Como já noticiado, MC Ryan foi preso durante uma festa na Riviera de São Lourenço, bairro nobre de Bertioga, no litoral de São Paulo, na última quinta-feira (17). Além dele, outros artistas, empresários e influenciadores digitais também foram alvos da ação policial, entre eles MC Poze do Rodo, detido no Rio de Janeiro.
Nas redes sociais, Cassimiro comemorou a decisão com uma publicação ao lado do cliente.
“Vem para rua, meu amigo! Obrigado por ter acreditado em nosso time”, escreveu o advogado.
Ryan estava preso no Centro de Detenção Provisória (CDP) Belém, em São Paulo, e deve ser solto ainda hoje.
Decisão do STJ
Por meio de nota, o advogado confirmou a decisão da Corte e afirmou que ela também se estende a outros investigados no mesmo contexto da operação, já que a prisão temporária foi fixada por prazo superior ao solicitado inicialmente pela PF, que era de apenas cinco dias, mas acabou se estendendo para 30.

A decisão foi assinada pelo ministro Messod Azulay Neto, que apontou irregularidade na determinação da 5ª Vara Federal de Santos e determinou a revogação das detenções. Leia a nota da defesa na íntegra:
“O escritório Cassimiro & Galhardo Advogados informa que, em razão de Habeas Corpus impetrado pela defesa, o Superior Tribunal de Justiça (STJ) proferiu decisão liminar reconhecendo a ilegalidade das prisões de MC Ryan, Diogo 305 e dos demais investigados no âmbito da Operação Narco Fluxo, determinando as providências necessárias ao imediato restabelecimento da liberdade.

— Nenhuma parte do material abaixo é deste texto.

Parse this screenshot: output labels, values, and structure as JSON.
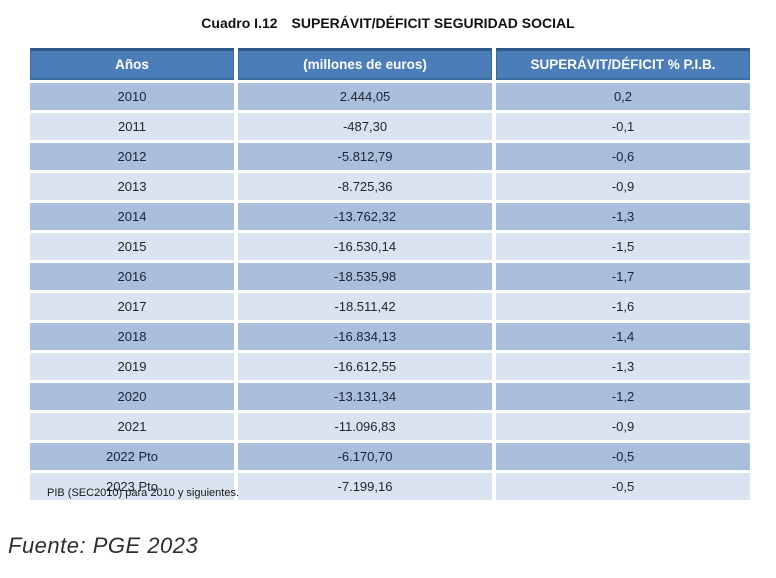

A consequência natural e jurídica desta decisão é a revogação da prisão, medida que decorre diretamente da própria decisão ao ser reconhecido o erro no prazo da prisão temporária”.

Investigação e operação da PF
A Operação Narco Fluxo apura um esquema de lavagem de dinheiro que, segundo a PF, teria movimentado mais de R$ 1,6 bilhão no Brasil e no exterior. A investigação também envolve medidas de bloqueio e sequestro de bens dos suspeitos, além da análise de movimentações financeiras consideradas suspeitas.